Мать удивленно посмотрела на неё покрасневшими от слез глазами.
– Что – подумала?
– Что творится. Я бы пришла, когда дождь кончился.
– Когда бы это было! – проговорила мать и вздохнула. – Дай мне, пожалуйста, тапочки. – Она была довольна собой и вежлива, как при гостях.
Рая пошла к кровати за тапочками и увидела на тумбочке возле глиняной кошки–копилки папиросную коробку «Три богатыря». Одеревенев, глядела на неё, потом медленно открыла. Все марки, которые она подарила Ивановой, были на месте. Все… Рая закрыла глаза. Мать Ивановой вспомнила она – как та стояла с ведёрком в руке у мусорного ящика и все–все слышала… Тихо положила коробку, взяла тапочки, поставила рядом с тазом.
– Спасибо, – учтиво поблагодарила мать. – Ты все поняла, что мама тебе сказала?
– Все.
– Тогда спокойной ночи. – И вытянула губы для поцелуя.

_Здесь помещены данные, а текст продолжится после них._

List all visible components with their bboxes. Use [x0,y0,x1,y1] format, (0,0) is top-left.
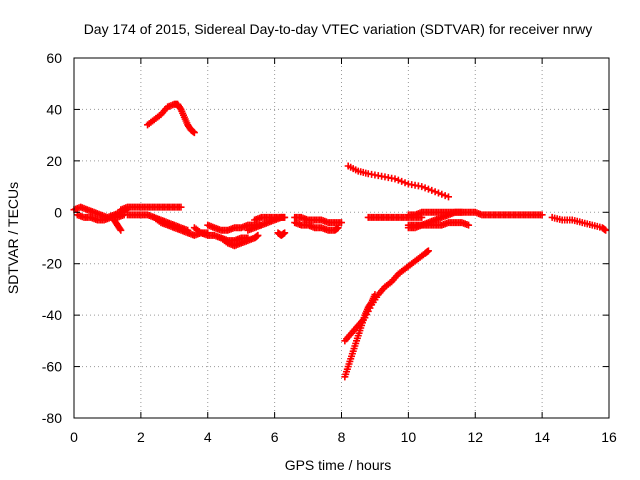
y-tick-label: -40 [42,307,62,323]
series-arc-18 [341,247,432,345]
series-arc-12 [251,213,285,224]
scatter-point [177,203,185,211]
series-arc-4 [117,203,185,214]
series-arc-15 [291,219,342,234]
x-tick-label: 2 [137,429,145,445]
series-arc-10 [217,231,262,250]
y-tick-label: 40 [46,101,62,117]
y-axis-label: SDTVAR / TECUs [5,182,21,294]
x-tick-label: 0 [70,429,78,445]
tick-labels: 0 2 4 6 8 10 12 14 16 -80 -60 -40 -20 0 20 40 60 [42,50,617,445]
scatter-point [277,213,285,221]
scatter-point [281,229,289,237]
scatter-point [334,224,342,232]
scatter-point [431,188,439,196]
series-arc-13 [274,229,289,239]
scatter-point [465,221,473,229]
scatter-point [434,189,442,197]
y-tick-label: 20 [46,153,62,169]
scatter-point [391,175,399,183]
scatter-point [116,225,124,233]
scatter-point [398,177,406,185]
x-tick-label: 12 [467,429,483,445]
scatter-point [421,184,429,192]
y-tick-label: -60 [42,359,62,375]
scatter-point [441,192,449,200]
scatter-point [190,129,198,137]
scatter-point [401,179,409,187]
series-arc-22 [404,208,466,232]
x-tick-label: 10 [401,429,417,445]
series-arc-16 [344,162,452,201]
series-arc-23 [548,213,610,234]
chart-title: Day 174 of 2015, Sidereal Day-to-day VTE… [84,21,593,37]
scatter-point [254,231,262,239]
scatter-point [445,193,452,201]
scatter-point [458,208,466,216]
x-tick-label: 16 [601,429,617,445]
scatter-point [428,186,436,194]
x-tick-label: 6 [271,429,279,445]
x-tick-label: 14 [534,429,550,445]
scatter-point [424,185,432,193]
scatter-points [70,100,610,381]
scatter-point [538,211,546,219]
scatter-point [394,176,402,184]
axis-ticks [73,57,610,419]
grid-lines [74,58,609,418]
series-arc-14 [291,213,345,227]
y-tick-label: 60 [46,50,62,66]
series-arc-7 [144,100,198,137]
scatter-point [438,190,446,198]
series-arc-3 [110,216,125,234]
y-tick-label: -80 [42,410,62,426]
x-tick-label: 8 [338,429,346,445]
y-tick-label: 0 [54,204,62,220]
scatter-point [338,219,345,227]
x-tick-label: 4 [204,429,212,445]
scatter-point [424,247,432,255]
scatter-point [418,183,426,191]
x-axis-label: GPS time / hours [285,457,392,473]
scatter-point [117,226,125,234]
scatter-point [602,226,610,234]
y-tick-label: -20 [42,256,62,272]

Рая привычно подставила щеку, мать поцеловала, но Рая не уходила.
– А это… марки кто принёс? – выговорила‑таки она.
– Девочка та. В воскресенье которая была. – Мать надела тапочки и встала. – Во сколько же ты явилась к ним?
К кому? Ах, к отцу…
– В пять. Или в шесть. Когда дождь начался.
– Ты им ничего не рассказывала? – И посмотрела с подозрением.
– Нет… Они не спрашивали.
– Если бы даже и спрашивали. Мало ли что в семье бывает. Рыбку они тебе, что ли, дали?
Рая подняла голову. Почему «рыбку»? Ведь их три было. Она поискала глазами банку.
– На подоконник поставила, – сказала мать, с кряхтеньем нагибаясь и вытирая пол. – Уроки‑то не сделала…
Рая подошла к окну. В банке была только одна рыбка. Другие, значит, выпали, когда Сима бежала с ними или уже здесь, во дворе. Из‑за тяжелого намокшего пальто Рая никак не могла подняться с мягкого сиденья, и мать, открыв дверцу, взяла у неё банку. Рая представила, как рыбки бьются в грязи, задыхаясь, и золотятся в темноте.
«Кошки слопают», – подумала она, спокойно опустила штору и пошла к себе.
Она ошиблась. Рыбки пролежали до утра, и я, направляясь в школу, увидел их у Раиного дома. Тёмными и пузатыми были они. Не золотыми. Наклонившись, я тронул их носком галоши. «Откуда они, здесь?» – удивился я и конечно же не поверил Рае, которая, выйдя из парадного, небрежно заявила, что это те самые подаренные нами рыбки. Те самые? Я ухмыльнулся. «Они были золотыми, а эти…» Она не стала спорить со мной – только посмотрела, но когда спустя много лет толстая рыжая женщина напомнила мне с вульгарным смешком об этой встрече, я сразу же вспомнил взгляд, какой тогда бросила на меня тринадцатилетняя девочка с портфелем в руке.